We’ve written in the past about the underlying technology we use: Kyoto Tycoon and how we secured it from eavesdroppers. We also monitor its performance.

DNS records are currently changing at a rate of around 40 per second, 24 hours a day. All those changes need to be propagated in seconds.

So we take propagation times very seriously.

For this we need to keep a close eye on how long it takes a change to reach every one of our data centers. While we have in depth metrics for our operations team to look at and an entire alerting system it’s sometimes useful (and fun) to have something more visceral.

We also want developers and operations people to equally be aware of some critical metrics, and developers are spending their time observing the metrics and alerts aimed at operations.

On some rare occasions, perhaps due to routing problems on the wider Internet, we may find that our ability to push changes at the required velocity becomes impractical.
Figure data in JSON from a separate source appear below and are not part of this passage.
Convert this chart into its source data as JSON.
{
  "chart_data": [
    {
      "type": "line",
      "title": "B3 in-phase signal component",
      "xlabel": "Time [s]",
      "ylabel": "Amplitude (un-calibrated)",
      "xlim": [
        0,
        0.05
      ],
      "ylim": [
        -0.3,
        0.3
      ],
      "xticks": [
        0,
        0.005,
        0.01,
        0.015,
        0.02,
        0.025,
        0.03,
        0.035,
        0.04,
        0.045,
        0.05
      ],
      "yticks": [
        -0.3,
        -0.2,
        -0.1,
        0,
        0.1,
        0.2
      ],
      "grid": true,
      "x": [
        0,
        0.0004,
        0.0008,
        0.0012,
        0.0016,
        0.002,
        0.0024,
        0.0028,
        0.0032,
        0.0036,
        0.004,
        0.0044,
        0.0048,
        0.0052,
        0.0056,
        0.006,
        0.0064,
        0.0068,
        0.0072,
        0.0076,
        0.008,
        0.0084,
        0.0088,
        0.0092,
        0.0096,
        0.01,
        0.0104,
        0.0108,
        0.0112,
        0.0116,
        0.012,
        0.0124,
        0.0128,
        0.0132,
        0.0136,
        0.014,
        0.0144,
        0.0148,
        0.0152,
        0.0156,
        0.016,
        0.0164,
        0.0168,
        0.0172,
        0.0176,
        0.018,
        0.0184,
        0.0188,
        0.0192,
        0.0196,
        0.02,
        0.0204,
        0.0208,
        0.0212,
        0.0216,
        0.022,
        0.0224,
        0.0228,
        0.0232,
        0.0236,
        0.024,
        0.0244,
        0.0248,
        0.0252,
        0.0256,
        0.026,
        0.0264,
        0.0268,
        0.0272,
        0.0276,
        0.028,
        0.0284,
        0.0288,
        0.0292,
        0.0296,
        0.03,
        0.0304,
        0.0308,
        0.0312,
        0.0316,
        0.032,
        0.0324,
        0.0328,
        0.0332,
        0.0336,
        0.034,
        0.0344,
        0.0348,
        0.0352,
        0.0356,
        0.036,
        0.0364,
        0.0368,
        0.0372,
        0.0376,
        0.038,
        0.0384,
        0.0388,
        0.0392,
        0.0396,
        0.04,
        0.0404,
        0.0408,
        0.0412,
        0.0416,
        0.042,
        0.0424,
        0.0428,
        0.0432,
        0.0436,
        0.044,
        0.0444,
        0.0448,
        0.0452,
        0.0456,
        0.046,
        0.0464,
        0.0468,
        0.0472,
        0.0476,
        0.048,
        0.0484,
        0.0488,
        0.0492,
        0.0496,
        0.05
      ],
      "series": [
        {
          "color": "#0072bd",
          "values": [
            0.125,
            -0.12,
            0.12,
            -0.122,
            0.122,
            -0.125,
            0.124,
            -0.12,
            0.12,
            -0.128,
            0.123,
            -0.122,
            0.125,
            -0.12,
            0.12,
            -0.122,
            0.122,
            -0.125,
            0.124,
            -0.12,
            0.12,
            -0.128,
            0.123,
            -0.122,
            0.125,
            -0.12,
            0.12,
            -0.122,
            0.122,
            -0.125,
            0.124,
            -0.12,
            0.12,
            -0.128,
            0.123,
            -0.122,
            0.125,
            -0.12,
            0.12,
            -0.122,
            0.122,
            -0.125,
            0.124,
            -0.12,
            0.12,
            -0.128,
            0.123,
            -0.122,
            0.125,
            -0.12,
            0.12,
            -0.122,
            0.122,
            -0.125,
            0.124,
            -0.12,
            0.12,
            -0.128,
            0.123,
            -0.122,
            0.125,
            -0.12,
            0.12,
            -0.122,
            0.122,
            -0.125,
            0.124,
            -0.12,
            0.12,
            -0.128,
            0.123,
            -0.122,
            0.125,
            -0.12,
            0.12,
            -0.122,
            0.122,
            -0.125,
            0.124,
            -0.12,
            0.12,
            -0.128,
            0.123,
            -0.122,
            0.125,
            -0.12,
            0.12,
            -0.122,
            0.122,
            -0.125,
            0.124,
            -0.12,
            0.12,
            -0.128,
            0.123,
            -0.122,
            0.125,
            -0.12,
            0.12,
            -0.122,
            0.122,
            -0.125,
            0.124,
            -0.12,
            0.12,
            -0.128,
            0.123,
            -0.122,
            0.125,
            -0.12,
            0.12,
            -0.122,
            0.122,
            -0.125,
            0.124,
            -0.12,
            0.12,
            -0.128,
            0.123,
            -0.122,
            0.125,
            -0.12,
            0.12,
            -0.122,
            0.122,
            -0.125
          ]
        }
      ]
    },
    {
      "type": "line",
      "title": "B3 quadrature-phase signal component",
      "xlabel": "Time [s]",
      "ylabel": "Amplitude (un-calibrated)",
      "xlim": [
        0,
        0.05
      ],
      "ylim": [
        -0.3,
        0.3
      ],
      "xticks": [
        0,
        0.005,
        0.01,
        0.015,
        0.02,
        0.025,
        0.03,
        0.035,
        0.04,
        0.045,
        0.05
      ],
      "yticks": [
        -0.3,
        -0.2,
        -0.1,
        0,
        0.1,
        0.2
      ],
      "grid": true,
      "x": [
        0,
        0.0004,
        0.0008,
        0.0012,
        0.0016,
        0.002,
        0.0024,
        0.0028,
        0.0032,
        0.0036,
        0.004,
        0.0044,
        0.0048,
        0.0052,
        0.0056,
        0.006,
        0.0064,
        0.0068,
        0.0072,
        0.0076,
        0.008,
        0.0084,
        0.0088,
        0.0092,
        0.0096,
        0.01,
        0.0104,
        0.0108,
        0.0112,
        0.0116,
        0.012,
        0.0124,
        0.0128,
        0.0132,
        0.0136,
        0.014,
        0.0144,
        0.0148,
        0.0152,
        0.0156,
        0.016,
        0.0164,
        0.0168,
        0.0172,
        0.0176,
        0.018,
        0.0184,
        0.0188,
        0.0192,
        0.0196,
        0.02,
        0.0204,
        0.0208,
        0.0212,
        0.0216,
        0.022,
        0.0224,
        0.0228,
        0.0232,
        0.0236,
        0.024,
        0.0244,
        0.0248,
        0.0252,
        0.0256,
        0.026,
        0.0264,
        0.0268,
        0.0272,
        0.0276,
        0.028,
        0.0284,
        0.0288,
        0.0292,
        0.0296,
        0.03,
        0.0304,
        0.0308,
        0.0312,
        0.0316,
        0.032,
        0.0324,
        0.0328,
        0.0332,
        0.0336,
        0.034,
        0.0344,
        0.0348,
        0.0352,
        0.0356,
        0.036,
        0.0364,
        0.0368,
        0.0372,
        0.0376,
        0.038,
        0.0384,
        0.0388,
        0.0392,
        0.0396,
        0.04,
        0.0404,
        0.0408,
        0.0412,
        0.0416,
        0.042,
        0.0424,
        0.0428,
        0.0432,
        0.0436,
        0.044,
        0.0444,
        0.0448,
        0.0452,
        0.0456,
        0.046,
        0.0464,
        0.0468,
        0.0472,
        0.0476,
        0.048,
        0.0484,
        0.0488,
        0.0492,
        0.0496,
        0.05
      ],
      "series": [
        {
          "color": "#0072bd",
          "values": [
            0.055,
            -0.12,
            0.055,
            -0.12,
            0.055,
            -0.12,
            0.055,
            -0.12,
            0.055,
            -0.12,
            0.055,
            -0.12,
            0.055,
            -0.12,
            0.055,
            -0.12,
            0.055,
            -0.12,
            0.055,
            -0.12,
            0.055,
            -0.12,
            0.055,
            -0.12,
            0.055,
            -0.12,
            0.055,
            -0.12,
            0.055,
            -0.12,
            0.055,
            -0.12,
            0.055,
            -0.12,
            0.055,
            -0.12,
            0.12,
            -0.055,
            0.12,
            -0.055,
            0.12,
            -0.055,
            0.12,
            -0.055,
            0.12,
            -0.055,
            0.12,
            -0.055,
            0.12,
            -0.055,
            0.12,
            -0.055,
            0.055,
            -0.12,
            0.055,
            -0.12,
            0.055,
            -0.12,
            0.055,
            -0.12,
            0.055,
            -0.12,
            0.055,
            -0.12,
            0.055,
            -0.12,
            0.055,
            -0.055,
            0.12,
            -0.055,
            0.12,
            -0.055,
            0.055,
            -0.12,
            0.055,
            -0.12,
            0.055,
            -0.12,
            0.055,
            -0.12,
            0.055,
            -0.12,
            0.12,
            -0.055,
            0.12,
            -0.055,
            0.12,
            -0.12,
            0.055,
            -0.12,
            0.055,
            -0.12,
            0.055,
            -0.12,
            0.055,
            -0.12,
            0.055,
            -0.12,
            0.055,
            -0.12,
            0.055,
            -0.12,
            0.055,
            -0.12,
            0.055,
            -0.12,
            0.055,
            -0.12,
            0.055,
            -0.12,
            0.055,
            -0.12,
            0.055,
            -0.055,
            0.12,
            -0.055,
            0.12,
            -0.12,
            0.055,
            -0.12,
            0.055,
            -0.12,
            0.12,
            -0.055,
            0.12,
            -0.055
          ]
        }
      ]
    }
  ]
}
To ensure that we know about this as soon as possible and know when to take action we’ve built a custom alert system that everyone in the office can see.

From an external global collection of machines we monitor propagation time for DNS records and trigger an alert if propagation time exceeds a pre-set threshold. The alert comes in the form of a blue rotating ‘police light’.

We had joked about having a “red alert” alarm when we fall behind on propagation and so I turned that joke into reality.

therozzers

A Raspberry Pi hidden in an old hard drive case connects to our global monitors and obtains the current propagation time (as measured from outside our network). The Pi is connect (via a transistor acting as a switch) to a cheap mini police light that’s visible throughout the office.